Aldo Grasso per il “Corriere della Sera”
tiziano ferro
Si piange molto guardando «Ferro», il documentario che Prime Video ha dedicato a uno degli interpreti italiani più amati e popolari.
O si sghignazza, se non si ama troppo il cantante e la sua vocazione a fare di tutto un melodramma. E non potrebbe essere altrimenti, perché il film è costruito tutto a immagine e somiglianza di Tiziano, dall' infanzia difficile (obesità, bullismo) fino a tradurre in immagine le modalità terapeutiche dei gruppi di alcolisti anonimi, cui ha partecipato.

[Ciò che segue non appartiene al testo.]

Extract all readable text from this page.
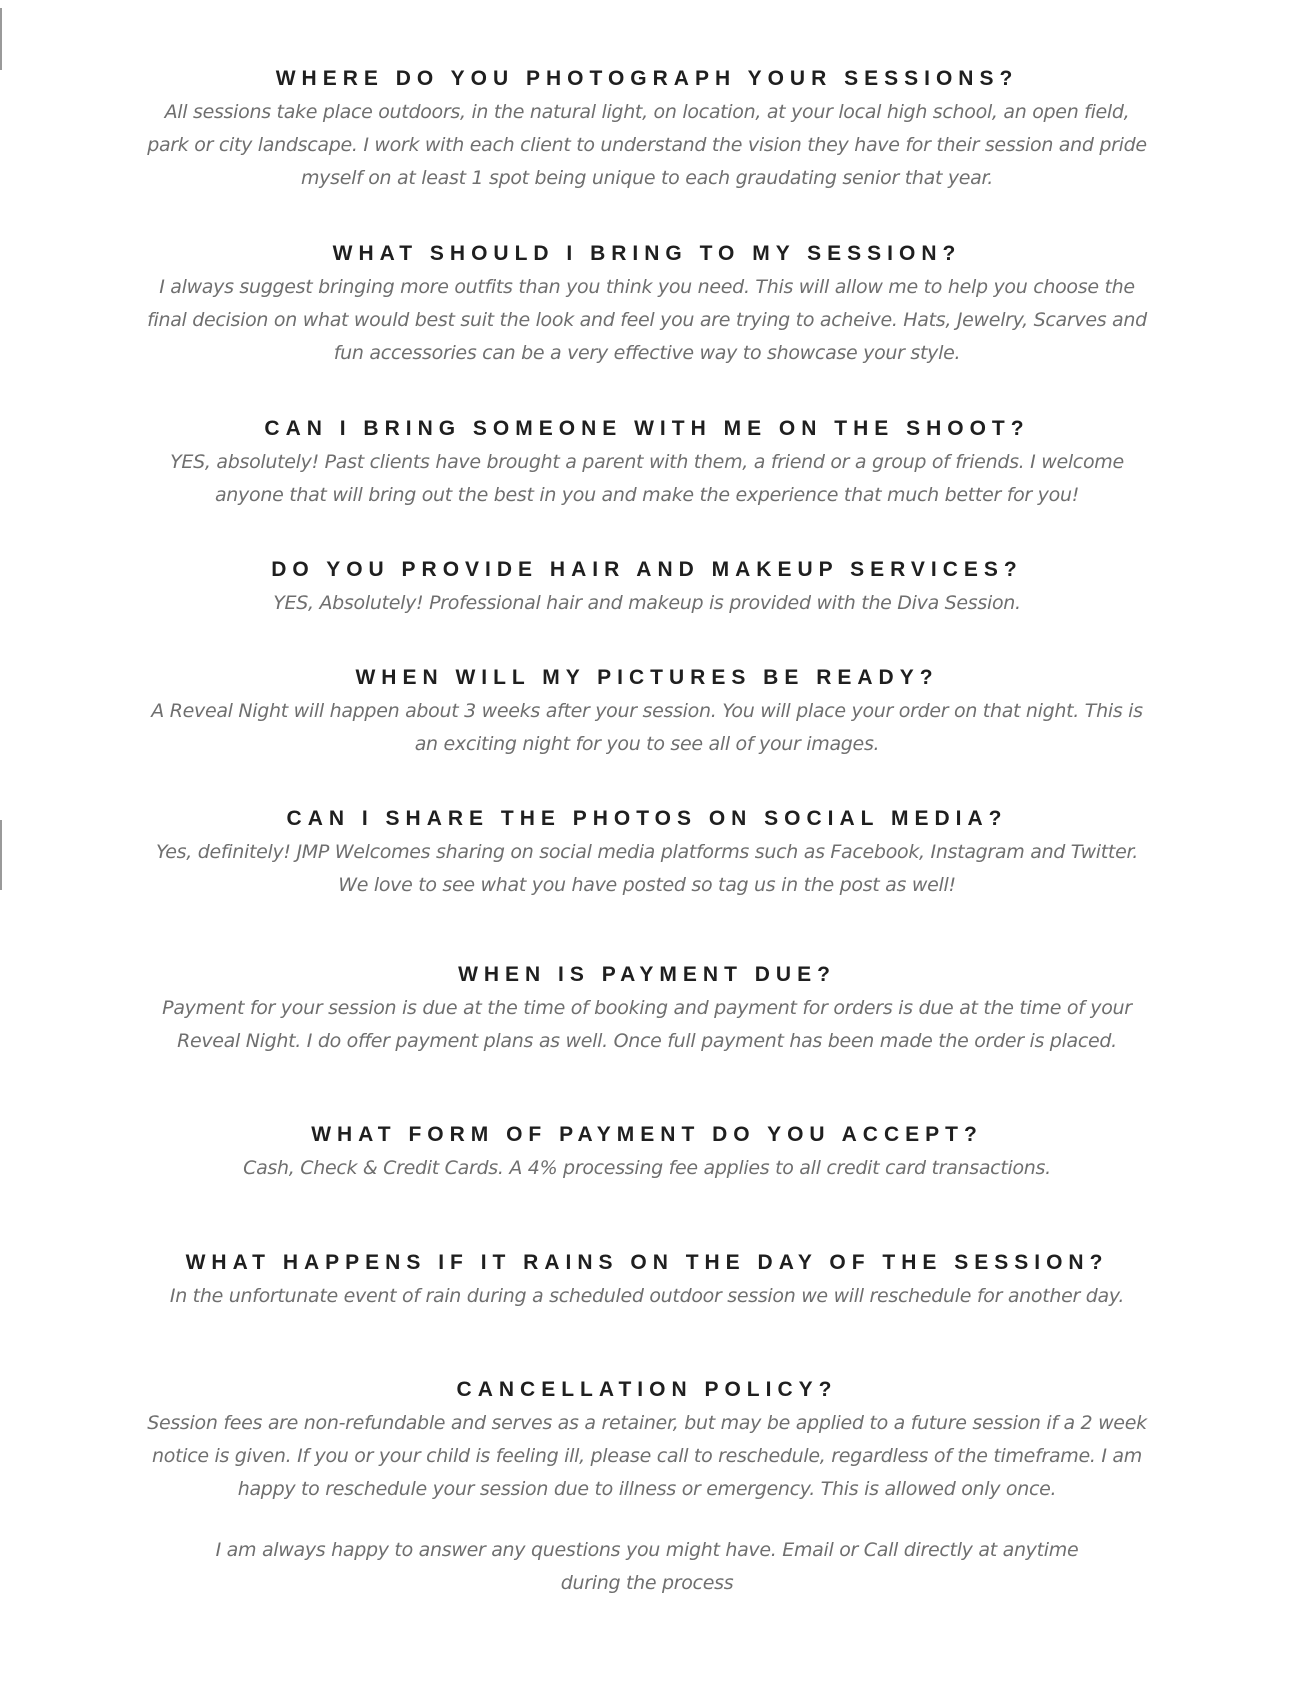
WHERE DO YOU PHOTOGRAPH YOUR SESSIONS?

All sessions take place outdoors, in the natural light, on location, at your local high school, an open field,
park or city landscape. I work with each client to understand the vision they have for their session and pride
myself on at least 1 spot being unique to each graudating senior that year.

WHAT SHOULD I BRING TO MY SESSION?

I always suggest bringing more outfits than you think you need. This will allow me to help you choose the
final decision on what would best suit the look and feel you are trying to acheive. Hats, Jewelry, Scarves and
fun accessories can be a very effective way to showcase your style.

CAN I BRING SOMEONE WITH ME ON THE SHOOT?

YES, absolutely! Past clients have brought a parent with them, a friend or a group of friends. I welcome
anyone that will bring out the best in you and make the experience that much better for you!

DO YOU PROVIDE HAIR AND MAKEUP SERVICES?

YES, Absolutely! Professional hair and makeup is provided with the Diva Session.

WHEN WILL MY PICTURES BE READY?

A Reveal Night will happen about 3 weeks after your session. You will place your order on that night. This is
an exciting night for you to see all of your images.

CAN I SHARE THE PHOTOS ON SOCIAL MEDIA?

Yes, definitely! JMP Welcomes sharing on social media platforms such as Facebook, Instagram and Twitter.
We love to see what you have posted so tag us in the post as well!

WHEN IS PAYMENT DUE?

Payment for your session is due at the time of booking and payment for orders is due at the time of your
Reveal Night. I do offer payment plans as well. Once full payment has been made the order is placed.

WHAT FORM OF PAYMENT DO YOU ACCEPT?

Cash, Check & Credit Cards. A 4% processing fee applies to all credit card transactions.

WHAT HAPPENS IF IT RAINS ON THE DAY OF THE SESSION?

In the unfortunate event of rain during a scheduled outdoor session we will reschedule for another day.

CANCELLATION POLICY?

Session fees are non-refundable and serves as a retainer, but may be applied to a future session if a 2 week
notice is given. If you or your child is feeling ill, please call to reschedule, regardless of the timeframe. I am
happy to reschedule your session due to illness or emergency. This is allowed only once.

I am always happy to answer any questions you might have. Email or Call directly at anytime
during the process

La sua carriera, dai primi incerti passi mossi sui palchi amatoriali di Latina ai trionfi internazionali, è riletta alla luce di un' opposizione «lacerante»: la ribalta dei successi e il retroscena segnato da sofferenze, cadute, fragilità estreme che lo hanno a lungo tormentato, lasciando cicatrici interiori che tutt' oggi non paiono del tutto sanate.

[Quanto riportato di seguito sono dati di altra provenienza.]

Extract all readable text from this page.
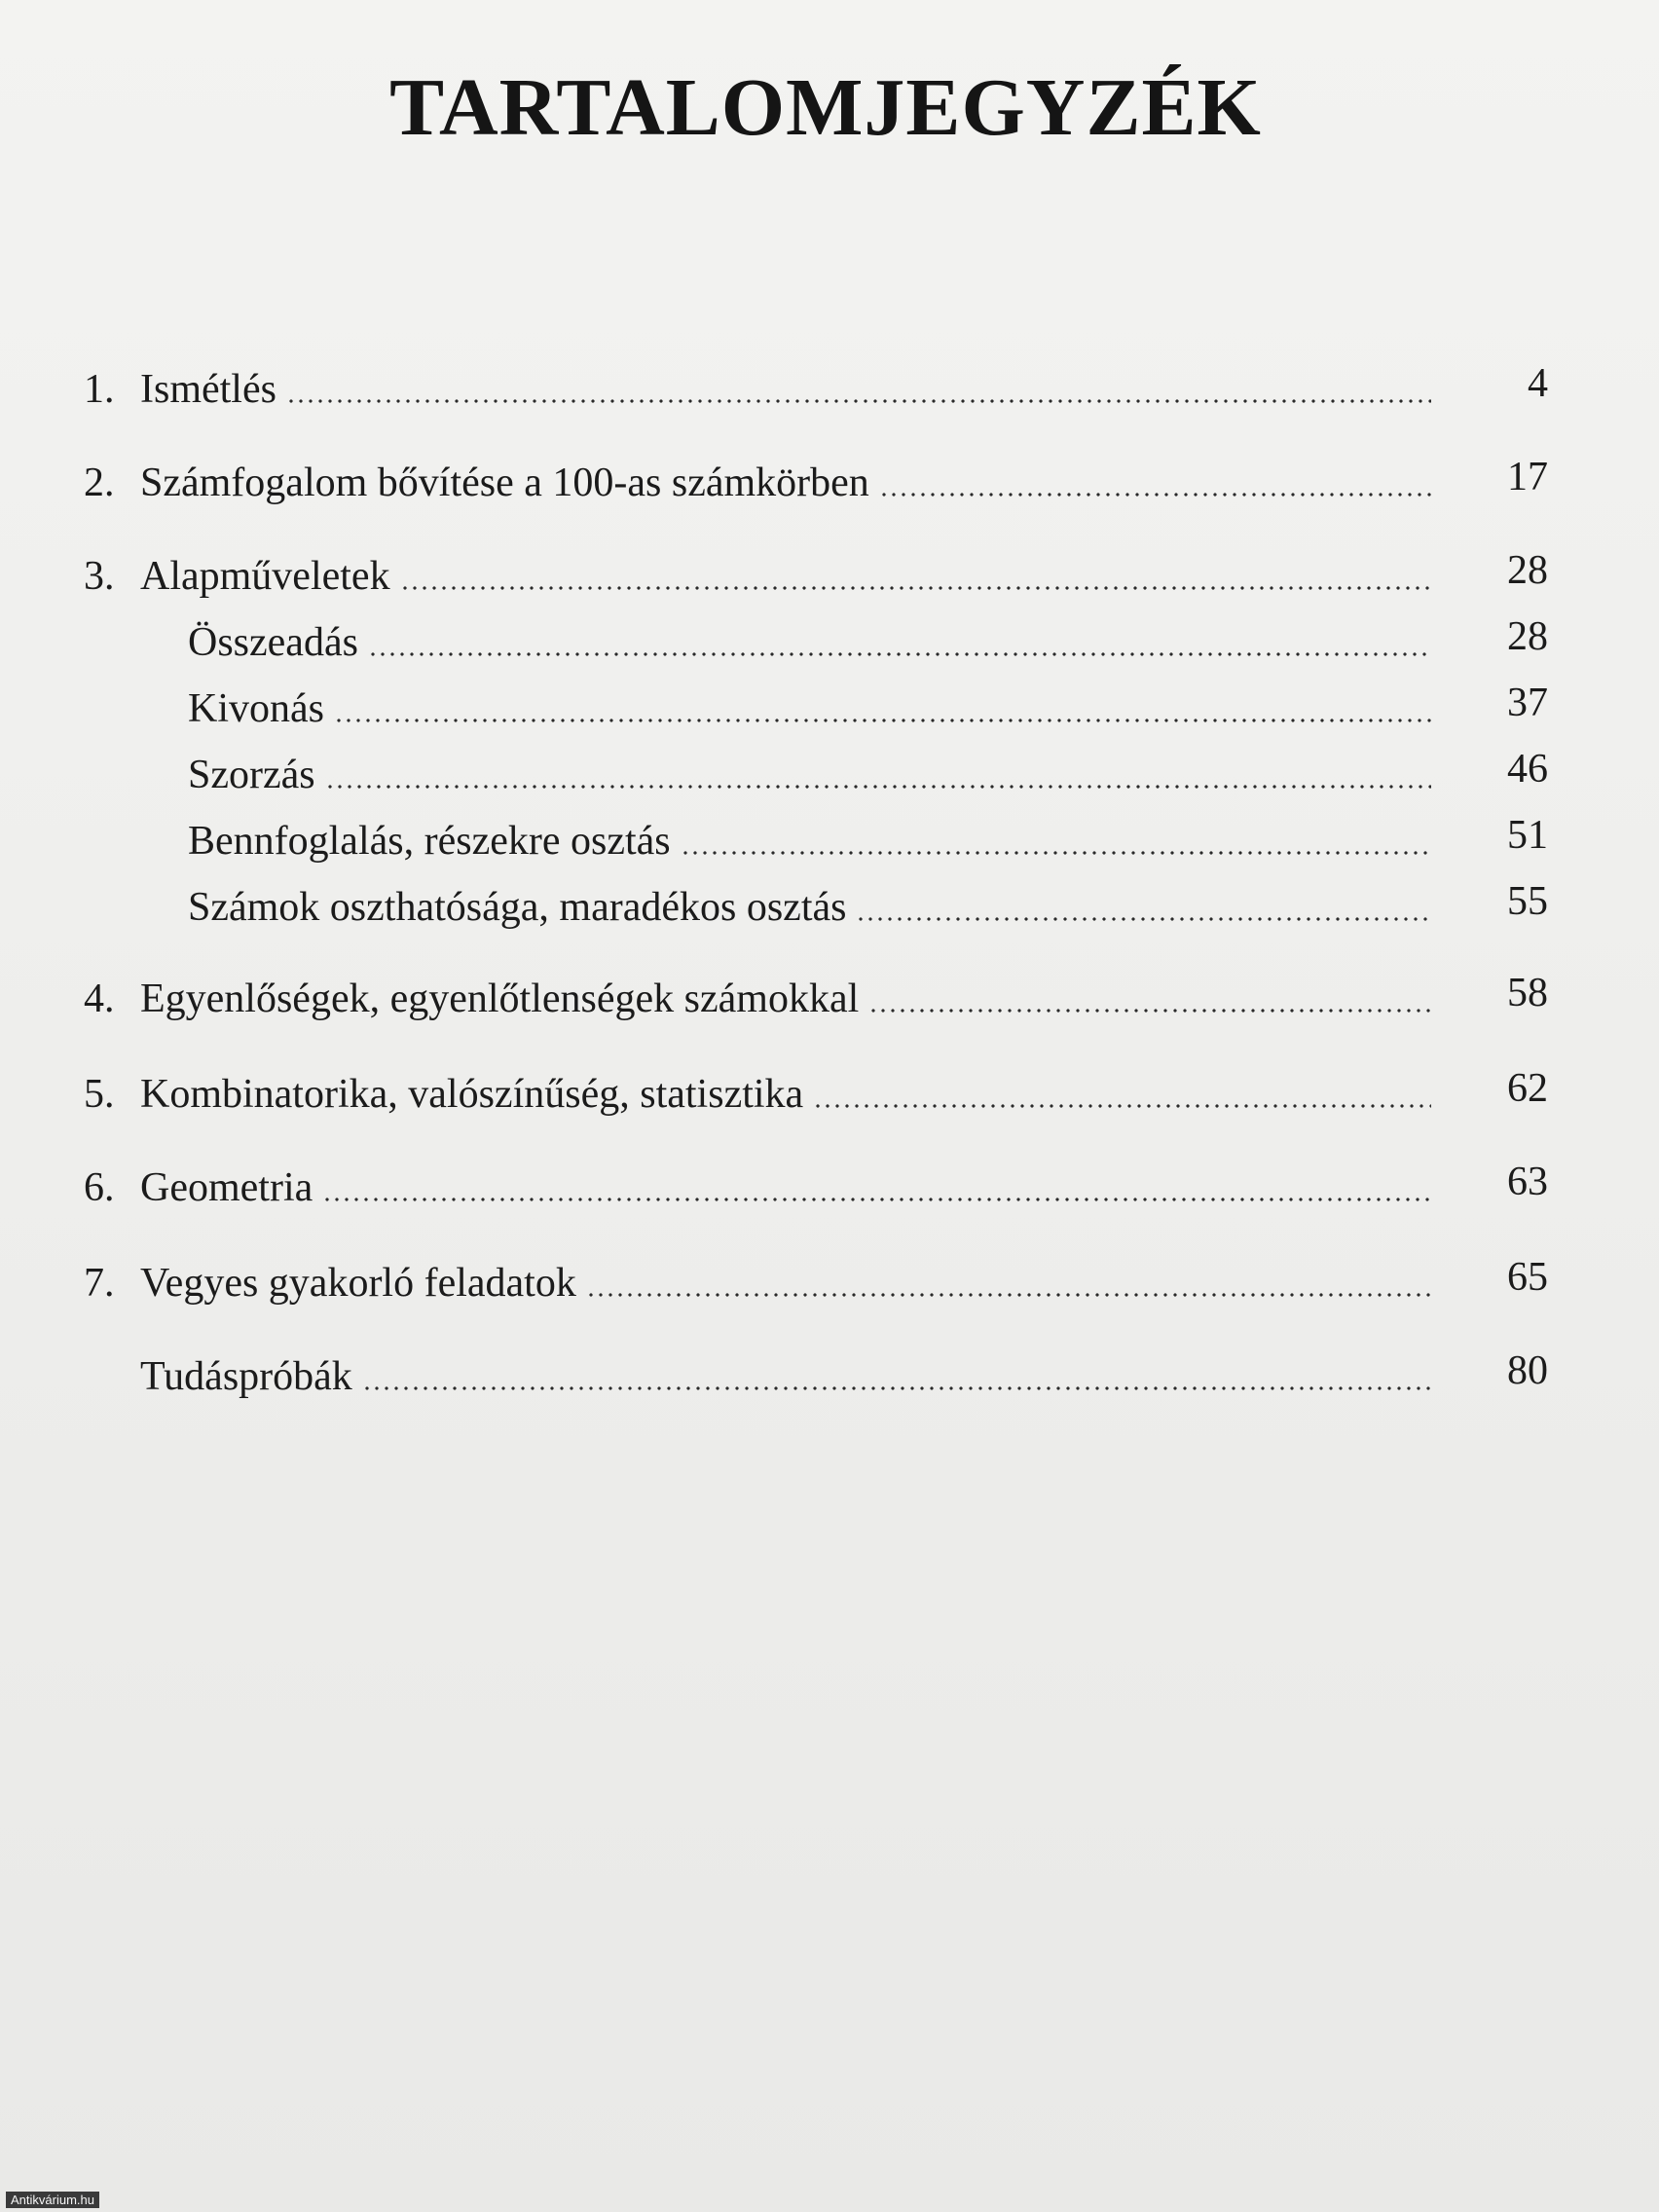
TARTALOMJEGYZÉK
1. Ismétlés	4
2. Számfogalom bővítése a 100-as számkörben	17
3. Alapműveletek	28
Összeadás	28
Kivonás	37
Szorzás	46
Bennfoglalás, részekre osztás	51
Számok oszthatósága, maradékos osztás	55
4. Egyenlőségek, egyenlőtlenségek számokkal	58
5. Kombinatorika, valószínűség, statisztika	62
6. Geometria	63
7. Vegyes gyakorló feladatok	65
Tudáspróbák	80
Antikvárium.hu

L' obiettivo di «Ferro» non è la consacrazione di un artista benedetto da una voce che nel tempo ha guadagnato (se possibile) ancora più profondità e colore, ma una riflessione quasi pedagogica sulle sofferenze che derivano dal doversi conformare a logori standard sociali per essere accettati.
tiziano ferro
Non per niente, una delle sequenze più riuscite del film è la visita di Tiziano a una classe di liceali americani che studiano l' italiano attraverso le sue canzoni. Il viaggio simbolico dalla provincia laziale a Los Angeles non è stato breve e Tiziano Ferro è uno che sa farsi voler bene, tanto che i fan gli perdonano tutto e si rallegrano di quella studiata e istrionica teatralità che mette nell' autobiografia.
«Ferro» ha il sapore della rivincita: non credevate in me e invece sono diventato una popstar, sono anche conosciuto all' estero e adesso posso permettermi di costruirmi questo monumento in vita. Come tutti monumenti è a rischio trash, l' emulazione inappagata di un modello alto.